Para se perceber o que está a acontecer na economia americana é preciso ser bruxo. Tão depressa os sinais são negativos, como a queda significativa da confiança dos consumidores (o índice da Universidade de Michigan caiu 5,8 pontos, para 57,7%; quanto às condições futuras, a queda foi 7,1%, para 53,4%), como são positivos e também inesperados, como a criação de 253 mil empregos em abril, o que fez a taxa de desemprego cair para 3,4%, a mais baixa desde 1969.

Isto quando a inflação está como diria Groucho Marx: há bons charutos de cinco cêntimos, o problema é que custam 15; mais, o salário horário está a aumentar 4,4% em termos anuais, muito acima do teto de 2% para a inflação. Ou seja, a inflação ainda resiste, o que cria incerteza quanto à direção da política monetária americana.

Como se isto não bastasse, as conversações sobre o teto da dívida (é o Congresso que autoriza o endividamento do Estado) ainda só vão no começo. Na segunda-feira, Janet Yellen informou que, sem um acordo sobre este teto, os EUA incumprem o serviço da dívida a 1 de junho. No mesmo dia, Biden respondeu à pergunta se havia novidades na matéria com um “não”. A reunião de uma hora desta terça-feira na Casa Branca terminou pela conclusão, interpretando o House Speaker McCarthy, que ainda há pela frente o que McCartney chamaria uma “long and winding road”.

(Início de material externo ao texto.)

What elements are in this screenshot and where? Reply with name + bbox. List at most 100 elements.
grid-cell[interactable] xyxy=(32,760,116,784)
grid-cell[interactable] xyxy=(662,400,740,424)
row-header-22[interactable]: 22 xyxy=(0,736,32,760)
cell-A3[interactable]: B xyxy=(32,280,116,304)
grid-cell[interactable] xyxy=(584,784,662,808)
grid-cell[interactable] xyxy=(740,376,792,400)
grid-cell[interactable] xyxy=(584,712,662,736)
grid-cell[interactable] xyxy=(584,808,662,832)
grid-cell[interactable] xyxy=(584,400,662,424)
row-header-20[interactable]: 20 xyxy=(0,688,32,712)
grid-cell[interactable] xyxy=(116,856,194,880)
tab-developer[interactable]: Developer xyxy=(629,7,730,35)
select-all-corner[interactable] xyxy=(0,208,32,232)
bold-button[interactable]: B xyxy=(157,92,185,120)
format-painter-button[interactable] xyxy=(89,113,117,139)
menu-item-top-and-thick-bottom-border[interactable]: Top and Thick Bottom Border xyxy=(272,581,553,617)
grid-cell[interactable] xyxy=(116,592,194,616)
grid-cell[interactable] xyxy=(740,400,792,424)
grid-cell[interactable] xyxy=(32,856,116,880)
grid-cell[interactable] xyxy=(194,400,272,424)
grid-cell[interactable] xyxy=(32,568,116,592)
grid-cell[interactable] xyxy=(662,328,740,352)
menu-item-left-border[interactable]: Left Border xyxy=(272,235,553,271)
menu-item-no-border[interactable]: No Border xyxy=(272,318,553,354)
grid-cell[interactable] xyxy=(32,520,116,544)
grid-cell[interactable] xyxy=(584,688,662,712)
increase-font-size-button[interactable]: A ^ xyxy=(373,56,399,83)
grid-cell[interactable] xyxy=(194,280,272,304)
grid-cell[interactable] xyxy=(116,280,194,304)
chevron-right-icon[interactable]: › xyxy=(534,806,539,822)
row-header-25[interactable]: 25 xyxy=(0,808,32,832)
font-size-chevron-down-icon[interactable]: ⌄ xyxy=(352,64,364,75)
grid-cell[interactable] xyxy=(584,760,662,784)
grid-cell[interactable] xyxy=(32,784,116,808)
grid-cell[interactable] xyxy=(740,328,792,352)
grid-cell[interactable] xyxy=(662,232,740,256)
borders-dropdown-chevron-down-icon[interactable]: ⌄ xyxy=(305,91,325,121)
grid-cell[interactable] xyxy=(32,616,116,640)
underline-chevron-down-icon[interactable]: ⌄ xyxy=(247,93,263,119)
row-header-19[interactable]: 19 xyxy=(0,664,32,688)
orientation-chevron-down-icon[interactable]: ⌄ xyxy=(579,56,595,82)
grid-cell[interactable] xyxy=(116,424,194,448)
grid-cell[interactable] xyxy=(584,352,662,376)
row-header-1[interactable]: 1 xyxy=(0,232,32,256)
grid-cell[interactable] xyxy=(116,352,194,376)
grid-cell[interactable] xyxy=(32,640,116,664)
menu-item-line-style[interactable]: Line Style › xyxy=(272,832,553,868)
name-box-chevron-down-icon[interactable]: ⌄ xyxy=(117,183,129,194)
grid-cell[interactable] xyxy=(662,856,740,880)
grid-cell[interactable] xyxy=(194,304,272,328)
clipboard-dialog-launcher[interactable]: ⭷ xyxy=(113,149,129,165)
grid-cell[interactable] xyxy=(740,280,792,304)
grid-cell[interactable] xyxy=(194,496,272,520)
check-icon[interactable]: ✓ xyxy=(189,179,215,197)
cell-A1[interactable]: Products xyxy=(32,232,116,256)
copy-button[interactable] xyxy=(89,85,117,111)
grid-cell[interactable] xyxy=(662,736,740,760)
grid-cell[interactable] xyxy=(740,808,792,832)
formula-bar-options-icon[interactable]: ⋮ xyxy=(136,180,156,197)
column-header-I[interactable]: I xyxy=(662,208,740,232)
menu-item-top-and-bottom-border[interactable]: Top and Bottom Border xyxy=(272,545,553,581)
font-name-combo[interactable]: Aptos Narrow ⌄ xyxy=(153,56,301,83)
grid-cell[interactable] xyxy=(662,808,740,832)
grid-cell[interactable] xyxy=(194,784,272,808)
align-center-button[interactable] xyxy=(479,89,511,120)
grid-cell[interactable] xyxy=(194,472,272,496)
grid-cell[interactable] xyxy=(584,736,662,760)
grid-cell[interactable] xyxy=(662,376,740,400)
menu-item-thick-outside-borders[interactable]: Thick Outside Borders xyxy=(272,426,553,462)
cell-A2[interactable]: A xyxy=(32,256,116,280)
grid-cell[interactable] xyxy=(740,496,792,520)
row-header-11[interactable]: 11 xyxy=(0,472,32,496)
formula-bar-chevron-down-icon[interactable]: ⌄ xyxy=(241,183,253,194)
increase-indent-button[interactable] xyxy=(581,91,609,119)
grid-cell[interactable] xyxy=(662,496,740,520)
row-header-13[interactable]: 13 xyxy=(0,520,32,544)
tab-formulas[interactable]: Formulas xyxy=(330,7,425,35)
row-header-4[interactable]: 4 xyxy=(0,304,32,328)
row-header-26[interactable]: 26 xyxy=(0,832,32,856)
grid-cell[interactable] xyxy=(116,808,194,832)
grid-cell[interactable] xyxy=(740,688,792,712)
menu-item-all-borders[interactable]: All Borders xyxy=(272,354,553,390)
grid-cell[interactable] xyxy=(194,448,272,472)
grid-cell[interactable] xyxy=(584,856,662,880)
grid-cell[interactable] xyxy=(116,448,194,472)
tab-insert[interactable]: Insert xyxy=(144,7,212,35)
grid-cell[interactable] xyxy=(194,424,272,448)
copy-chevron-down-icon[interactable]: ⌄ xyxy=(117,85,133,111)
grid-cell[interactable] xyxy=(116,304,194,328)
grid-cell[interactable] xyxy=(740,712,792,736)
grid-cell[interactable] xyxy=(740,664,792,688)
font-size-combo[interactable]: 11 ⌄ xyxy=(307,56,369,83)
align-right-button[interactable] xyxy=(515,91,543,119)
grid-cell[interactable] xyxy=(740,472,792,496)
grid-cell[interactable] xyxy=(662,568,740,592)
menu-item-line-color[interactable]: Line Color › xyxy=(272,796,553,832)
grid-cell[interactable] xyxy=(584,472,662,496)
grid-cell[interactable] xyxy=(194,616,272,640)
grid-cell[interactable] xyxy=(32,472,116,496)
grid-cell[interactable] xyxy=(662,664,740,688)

Ora, sem aumentar o teto teremos um shutdown da Administração, que passa a funcionar só com serviços essenciais, e o default do serviço da dívida. As consequências de não haver acordo são graves, mas as de um acordo tardio também – em 2011 o acordo foi conseguido a 48 horas do fim do prazo e a S&P baixou o rating da dívida americana de AAA para AA+, coisa que nunca tinha acontecido na história do País e fez os juros sobre os títulos do Tesouro dos EUA subir.

Os EUA perderam só nesse ano 1,3 mil milhões de dólares; o Bipartisan Policy Center estima uma perda total de 18,9 mil milhões. Mas os efeitos não se limitam aos Estados Unidos – a subida dos juros vai-se propagar ao Mundo inteiro. Isto quando as taxas de juro internacionais já estão em alta, impulsionadas por uma das mais rápidas subidas das taxas americanas, fruto do quantitative tightening: cinco pontos percentuais desde março do ano passado.

Na reunião dos ministros das finanças do G7 da semana passada este foi considerado o maior risco sobre a economia mundial, particularmente preocupante para alguns como o Japão, o maior detentor dos 31,4 milhões de milhões de dívida americana.

Jerome Powell disse: “não devíamos sequer estar a falar de um Mundo onde os Estados Unidos não pagam a dívida”. Mas estamos. Estamos num game of chicken entre democratas e republicanos, em que cada parte conduz um carro em rota de colisão, a ver quem desvia primeiro. Só que para não perderem os dois não basta que um, o perdedor, se desvie à última hora. É preciso que não se desviem os dois para o mesmo lado.